A new study suggests that cannabinoids could help reduce the chance of a relapse for those individuals trying to quit smoking cigarettes.
It’s been shown that tobacco withdrawal is correlated with a shortfall in function involving conscious intellectual activity (aka cognitive activities), such as remembering, thinking, or reasoning.
The study in question examined the “role of CB1 cannabinoid receptors (CB1Rs) in memory impairment and spine density changes induced by nicotine withdrawal precipitated by the nicotinic antagonist mecamylamine.

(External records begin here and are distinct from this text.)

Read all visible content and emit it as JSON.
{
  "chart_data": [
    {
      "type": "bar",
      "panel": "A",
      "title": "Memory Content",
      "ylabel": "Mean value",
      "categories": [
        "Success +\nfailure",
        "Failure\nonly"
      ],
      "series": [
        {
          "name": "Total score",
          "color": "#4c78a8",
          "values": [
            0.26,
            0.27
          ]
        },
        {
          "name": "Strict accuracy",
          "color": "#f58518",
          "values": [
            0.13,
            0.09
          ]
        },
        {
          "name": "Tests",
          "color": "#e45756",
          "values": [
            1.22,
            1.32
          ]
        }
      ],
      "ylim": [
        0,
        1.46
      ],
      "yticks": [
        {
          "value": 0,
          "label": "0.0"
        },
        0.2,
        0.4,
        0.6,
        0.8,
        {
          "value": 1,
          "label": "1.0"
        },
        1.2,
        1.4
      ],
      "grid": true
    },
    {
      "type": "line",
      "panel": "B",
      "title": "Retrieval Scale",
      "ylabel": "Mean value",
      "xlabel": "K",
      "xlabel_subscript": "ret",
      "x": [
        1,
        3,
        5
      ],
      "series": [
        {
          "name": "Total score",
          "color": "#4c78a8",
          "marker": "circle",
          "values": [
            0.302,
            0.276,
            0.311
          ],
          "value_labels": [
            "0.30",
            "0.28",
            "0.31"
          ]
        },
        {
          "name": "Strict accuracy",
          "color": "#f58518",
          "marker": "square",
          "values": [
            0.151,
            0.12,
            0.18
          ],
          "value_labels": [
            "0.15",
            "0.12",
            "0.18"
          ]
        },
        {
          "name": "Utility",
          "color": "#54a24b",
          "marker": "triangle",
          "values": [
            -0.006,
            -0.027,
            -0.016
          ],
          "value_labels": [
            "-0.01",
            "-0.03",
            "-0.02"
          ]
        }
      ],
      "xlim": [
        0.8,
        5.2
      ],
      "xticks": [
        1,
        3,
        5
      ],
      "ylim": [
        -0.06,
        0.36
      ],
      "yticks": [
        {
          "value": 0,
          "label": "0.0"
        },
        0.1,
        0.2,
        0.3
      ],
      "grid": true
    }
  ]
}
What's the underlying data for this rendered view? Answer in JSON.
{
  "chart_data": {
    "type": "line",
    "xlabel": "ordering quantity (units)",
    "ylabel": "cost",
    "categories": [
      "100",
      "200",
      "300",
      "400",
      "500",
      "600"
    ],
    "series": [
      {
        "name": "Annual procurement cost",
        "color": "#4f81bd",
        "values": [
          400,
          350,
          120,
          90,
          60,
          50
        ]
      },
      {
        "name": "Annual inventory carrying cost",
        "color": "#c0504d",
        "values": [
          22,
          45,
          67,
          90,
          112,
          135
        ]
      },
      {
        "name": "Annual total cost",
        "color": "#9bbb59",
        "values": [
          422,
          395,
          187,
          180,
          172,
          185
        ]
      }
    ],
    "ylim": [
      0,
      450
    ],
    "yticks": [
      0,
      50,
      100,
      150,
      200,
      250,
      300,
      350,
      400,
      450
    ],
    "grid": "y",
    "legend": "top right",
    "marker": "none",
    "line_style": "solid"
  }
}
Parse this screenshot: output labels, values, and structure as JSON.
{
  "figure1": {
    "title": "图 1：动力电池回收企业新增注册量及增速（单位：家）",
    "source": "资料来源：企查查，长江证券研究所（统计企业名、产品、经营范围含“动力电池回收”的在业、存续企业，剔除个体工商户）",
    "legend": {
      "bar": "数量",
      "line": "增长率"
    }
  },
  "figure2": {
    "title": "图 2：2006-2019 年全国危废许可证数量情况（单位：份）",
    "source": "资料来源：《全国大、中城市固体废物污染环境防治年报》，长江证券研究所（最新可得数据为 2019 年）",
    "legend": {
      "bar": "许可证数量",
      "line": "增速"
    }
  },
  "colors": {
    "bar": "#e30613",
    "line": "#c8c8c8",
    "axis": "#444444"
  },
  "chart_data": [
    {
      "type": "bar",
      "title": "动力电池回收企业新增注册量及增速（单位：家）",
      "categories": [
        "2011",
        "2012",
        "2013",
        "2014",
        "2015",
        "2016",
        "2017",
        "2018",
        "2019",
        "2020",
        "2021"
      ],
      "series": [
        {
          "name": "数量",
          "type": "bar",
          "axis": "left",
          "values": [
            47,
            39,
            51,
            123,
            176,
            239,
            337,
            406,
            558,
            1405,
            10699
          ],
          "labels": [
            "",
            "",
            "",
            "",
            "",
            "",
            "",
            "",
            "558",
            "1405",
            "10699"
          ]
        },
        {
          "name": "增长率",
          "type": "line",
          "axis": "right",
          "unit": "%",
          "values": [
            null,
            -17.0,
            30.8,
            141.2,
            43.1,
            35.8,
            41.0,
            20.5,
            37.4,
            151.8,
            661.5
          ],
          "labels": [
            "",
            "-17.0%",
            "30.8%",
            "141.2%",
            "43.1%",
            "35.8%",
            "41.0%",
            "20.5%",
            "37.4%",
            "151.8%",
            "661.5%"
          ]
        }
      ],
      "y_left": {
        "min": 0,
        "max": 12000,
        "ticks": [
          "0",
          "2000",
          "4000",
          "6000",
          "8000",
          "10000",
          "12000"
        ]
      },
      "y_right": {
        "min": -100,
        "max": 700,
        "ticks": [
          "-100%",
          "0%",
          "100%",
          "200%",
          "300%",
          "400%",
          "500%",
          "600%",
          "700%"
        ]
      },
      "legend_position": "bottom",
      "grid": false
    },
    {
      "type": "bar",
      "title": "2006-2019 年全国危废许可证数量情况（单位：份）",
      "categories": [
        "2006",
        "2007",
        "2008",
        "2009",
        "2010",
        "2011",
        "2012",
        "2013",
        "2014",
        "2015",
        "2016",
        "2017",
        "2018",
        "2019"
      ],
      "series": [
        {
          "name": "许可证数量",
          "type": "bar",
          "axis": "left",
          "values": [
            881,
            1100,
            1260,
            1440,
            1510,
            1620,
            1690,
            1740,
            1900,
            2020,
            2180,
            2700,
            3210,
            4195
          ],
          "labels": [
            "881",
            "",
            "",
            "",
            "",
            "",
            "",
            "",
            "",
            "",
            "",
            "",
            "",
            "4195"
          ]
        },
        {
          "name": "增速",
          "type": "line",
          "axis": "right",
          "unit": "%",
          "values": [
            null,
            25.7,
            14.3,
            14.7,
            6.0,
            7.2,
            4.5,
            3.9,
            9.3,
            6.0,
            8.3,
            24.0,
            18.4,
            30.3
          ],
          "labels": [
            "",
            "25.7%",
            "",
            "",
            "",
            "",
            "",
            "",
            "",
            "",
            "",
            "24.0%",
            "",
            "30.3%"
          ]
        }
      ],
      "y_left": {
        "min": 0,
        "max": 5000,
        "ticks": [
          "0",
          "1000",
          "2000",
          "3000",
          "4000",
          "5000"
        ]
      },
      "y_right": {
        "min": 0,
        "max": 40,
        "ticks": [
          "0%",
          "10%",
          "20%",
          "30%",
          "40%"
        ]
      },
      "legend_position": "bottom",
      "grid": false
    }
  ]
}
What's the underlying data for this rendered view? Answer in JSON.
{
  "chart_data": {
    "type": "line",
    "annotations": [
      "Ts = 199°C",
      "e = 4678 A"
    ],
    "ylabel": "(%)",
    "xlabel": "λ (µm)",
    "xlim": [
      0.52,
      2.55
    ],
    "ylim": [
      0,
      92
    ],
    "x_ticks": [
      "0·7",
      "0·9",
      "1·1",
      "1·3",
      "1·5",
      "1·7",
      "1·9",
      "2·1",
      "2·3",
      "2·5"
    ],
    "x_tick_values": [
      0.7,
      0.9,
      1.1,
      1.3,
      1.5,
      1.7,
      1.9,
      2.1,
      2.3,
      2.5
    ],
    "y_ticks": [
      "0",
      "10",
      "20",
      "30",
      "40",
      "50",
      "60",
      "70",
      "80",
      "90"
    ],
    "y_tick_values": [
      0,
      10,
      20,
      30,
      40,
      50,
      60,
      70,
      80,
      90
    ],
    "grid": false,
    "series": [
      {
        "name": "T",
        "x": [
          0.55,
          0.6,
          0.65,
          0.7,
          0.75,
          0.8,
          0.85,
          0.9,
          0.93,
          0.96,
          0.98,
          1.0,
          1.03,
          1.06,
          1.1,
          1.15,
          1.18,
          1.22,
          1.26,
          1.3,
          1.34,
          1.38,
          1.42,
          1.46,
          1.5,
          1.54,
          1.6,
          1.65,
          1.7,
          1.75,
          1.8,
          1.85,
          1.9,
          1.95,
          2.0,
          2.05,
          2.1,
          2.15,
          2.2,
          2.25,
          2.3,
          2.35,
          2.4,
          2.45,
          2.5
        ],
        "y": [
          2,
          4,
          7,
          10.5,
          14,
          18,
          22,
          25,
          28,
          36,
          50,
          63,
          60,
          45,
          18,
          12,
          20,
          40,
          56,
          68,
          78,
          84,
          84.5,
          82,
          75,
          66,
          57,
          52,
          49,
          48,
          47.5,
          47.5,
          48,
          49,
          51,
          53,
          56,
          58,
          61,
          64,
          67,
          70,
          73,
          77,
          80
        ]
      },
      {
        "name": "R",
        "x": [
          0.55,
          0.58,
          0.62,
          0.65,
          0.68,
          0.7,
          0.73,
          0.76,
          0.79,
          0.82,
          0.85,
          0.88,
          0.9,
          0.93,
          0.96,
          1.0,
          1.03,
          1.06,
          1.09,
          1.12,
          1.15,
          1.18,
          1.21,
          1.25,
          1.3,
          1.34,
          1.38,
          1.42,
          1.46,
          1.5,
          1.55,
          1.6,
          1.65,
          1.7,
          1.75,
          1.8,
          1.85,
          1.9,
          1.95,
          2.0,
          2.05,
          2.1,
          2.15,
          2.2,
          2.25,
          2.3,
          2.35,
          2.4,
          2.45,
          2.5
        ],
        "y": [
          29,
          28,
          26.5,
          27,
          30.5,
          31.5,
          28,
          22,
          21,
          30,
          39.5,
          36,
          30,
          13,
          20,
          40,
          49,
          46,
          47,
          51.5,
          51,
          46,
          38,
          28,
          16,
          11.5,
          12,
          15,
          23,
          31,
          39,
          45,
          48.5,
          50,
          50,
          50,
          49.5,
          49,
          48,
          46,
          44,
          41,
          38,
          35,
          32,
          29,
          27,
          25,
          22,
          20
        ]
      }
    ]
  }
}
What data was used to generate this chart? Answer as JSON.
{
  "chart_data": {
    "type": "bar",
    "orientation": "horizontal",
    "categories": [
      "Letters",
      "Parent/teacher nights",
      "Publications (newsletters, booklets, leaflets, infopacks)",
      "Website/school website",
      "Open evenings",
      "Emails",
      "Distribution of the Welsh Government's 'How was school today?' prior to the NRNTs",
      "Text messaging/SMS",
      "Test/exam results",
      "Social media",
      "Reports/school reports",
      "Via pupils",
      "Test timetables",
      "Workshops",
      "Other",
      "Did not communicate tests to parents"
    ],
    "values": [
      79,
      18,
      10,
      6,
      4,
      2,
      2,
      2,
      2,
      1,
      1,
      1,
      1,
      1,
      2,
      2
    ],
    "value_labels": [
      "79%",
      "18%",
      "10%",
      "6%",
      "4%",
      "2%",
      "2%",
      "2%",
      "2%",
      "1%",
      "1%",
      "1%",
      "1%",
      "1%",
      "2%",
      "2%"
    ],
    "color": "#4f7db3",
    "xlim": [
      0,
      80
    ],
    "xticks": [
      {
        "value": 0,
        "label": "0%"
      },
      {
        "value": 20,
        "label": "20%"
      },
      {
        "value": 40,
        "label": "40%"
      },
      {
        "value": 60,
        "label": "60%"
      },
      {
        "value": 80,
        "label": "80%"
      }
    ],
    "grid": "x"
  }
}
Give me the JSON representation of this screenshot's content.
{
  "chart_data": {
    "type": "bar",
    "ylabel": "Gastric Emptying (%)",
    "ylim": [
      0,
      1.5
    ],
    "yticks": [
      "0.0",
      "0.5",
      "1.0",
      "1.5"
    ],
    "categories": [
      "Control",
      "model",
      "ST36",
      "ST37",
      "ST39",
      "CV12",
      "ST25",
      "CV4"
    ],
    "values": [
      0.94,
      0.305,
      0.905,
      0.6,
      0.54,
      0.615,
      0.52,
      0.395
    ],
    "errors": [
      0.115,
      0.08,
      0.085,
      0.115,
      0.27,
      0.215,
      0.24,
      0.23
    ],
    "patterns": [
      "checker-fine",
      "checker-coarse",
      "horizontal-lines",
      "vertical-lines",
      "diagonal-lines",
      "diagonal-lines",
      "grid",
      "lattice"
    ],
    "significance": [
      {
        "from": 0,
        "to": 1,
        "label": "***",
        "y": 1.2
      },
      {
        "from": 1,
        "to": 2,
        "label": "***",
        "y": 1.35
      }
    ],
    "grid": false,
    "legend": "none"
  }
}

Drugs [designed to imitate cannabinoids] acting on the endocannabinoid system and genetically modified mice were used. ”
The researchers which conducted the study discovered that impairment of memory during “nicotine withdrawal” was hindered by the “CB1R antagonist rimonabant or the genetic deletion of CB1R in forebrain gamma-aminobutyric acidergic (GABAergic) neurons (GABA-CB1R).”
The study’s authors came to the conclusion that their findings “underline the interest of CB1R as a target to improve cognitive performance during early nicotine withdrawal. Cognitive deficits in early abstinence are associated with increased relapse risk.”
In layman’s terms, cannabinoids and the endocannabinoid system (ECS) could play an important role in reducing the chances of someone relapsing when attempting to kick the nicotine habit.